Proteins that share common ancestry may differ in structure and function because of divergent evolution of their amino acid sequences. For a typical diverse protein superfamily, the properties of a few scattered members are known from experiment. A satisfying picture of functional and structural evolution in relation to sequence changes, however, may require characterization of a larger, well chosen subset. Here, we employ a "stepping-stone" method, based on transitive homology, to target sequences intermediate between two related proteins with known divergent properties.
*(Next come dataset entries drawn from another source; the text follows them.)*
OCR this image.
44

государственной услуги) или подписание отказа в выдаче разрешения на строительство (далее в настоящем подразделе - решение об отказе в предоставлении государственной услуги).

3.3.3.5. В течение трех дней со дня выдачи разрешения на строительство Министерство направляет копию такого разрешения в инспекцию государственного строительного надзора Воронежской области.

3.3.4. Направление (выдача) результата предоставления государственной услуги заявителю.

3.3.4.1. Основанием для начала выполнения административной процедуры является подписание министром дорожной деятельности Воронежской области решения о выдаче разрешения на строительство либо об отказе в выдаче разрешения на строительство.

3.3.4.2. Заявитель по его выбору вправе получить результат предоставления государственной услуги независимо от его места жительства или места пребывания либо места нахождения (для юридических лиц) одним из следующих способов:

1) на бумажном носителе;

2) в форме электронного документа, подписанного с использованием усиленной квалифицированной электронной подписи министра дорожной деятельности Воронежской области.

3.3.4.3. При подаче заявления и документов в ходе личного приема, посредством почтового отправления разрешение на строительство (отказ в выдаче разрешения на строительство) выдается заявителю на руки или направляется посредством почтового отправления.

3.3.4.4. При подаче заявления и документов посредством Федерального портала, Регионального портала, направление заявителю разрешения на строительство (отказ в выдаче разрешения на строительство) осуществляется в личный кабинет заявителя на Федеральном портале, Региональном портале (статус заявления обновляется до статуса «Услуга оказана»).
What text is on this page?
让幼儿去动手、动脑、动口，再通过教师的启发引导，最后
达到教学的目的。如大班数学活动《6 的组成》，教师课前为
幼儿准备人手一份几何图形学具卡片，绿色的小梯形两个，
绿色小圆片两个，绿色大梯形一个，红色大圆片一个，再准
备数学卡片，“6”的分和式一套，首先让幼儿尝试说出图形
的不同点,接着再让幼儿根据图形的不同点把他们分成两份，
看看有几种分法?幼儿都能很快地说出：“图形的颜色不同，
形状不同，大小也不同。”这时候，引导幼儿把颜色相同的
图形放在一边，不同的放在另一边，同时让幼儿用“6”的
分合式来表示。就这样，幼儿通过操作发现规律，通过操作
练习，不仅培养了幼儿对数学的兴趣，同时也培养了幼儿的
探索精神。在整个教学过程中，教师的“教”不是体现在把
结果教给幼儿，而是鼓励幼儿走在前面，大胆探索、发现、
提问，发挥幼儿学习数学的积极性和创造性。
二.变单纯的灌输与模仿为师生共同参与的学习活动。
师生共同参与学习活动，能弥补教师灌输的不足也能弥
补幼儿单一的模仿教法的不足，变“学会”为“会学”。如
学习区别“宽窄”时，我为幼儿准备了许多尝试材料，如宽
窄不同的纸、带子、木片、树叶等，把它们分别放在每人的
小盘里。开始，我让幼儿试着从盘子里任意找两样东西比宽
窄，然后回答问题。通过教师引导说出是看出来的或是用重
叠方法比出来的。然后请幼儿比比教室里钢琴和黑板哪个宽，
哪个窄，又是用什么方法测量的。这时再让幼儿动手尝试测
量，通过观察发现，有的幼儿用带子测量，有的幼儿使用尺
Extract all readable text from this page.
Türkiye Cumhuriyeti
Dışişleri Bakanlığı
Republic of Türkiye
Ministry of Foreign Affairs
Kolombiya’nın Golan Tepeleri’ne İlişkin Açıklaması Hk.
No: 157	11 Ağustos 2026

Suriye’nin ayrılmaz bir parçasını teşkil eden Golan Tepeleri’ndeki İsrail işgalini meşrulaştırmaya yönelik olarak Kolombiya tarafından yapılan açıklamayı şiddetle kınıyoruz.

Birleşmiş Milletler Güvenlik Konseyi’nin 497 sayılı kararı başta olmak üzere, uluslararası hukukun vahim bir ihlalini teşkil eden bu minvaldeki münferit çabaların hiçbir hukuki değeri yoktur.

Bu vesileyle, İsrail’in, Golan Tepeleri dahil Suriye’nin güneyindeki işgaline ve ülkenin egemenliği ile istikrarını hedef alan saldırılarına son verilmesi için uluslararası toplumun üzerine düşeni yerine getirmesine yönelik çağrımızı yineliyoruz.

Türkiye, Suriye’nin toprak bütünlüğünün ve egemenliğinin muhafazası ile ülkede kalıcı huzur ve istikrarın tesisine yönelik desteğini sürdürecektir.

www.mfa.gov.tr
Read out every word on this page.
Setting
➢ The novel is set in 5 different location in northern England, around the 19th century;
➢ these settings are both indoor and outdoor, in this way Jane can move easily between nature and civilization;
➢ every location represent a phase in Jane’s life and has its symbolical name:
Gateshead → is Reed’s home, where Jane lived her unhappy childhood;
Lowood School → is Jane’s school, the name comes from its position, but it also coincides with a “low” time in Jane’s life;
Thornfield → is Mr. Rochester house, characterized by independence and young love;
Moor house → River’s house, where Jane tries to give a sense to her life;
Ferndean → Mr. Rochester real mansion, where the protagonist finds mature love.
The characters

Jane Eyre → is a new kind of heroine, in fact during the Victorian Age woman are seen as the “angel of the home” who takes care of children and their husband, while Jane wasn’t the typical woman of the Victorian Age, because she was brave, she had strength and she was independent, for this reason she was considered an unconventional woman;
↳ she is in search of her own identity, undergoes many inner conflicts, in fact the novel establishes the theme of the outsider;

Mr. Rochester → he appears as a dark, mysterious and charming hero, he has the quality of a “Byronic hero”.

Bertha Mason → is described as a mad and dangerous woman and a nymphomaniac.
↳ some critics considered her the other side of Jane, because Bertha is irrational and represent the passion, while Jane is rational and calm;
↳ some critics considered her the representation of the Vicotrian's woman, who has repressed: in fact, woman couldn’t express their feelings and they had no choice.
We apply the approach to the question of how new protein folds can evolve from preexisting folds and, in particular, to an evolutionary change in secondary structure and oligomeric state in the Cro family of bacteriophage transcription factors, initially identified by sequence-structure comparison of distant homologs from phages P22 and lambda. We report crystal structures of two Cro proteins, Xfaso 1 and Pfl 6, with sequences intermediate between those of P22 and lambda. The domains show 40% sequence identity but differ by switching of alpha-helix to beta-sheet in a C-terminal region spanning approximately 25 residues. Sedimentation analysis also suggests a correlation between helix-to-sheet conversion and strengthened dimerization.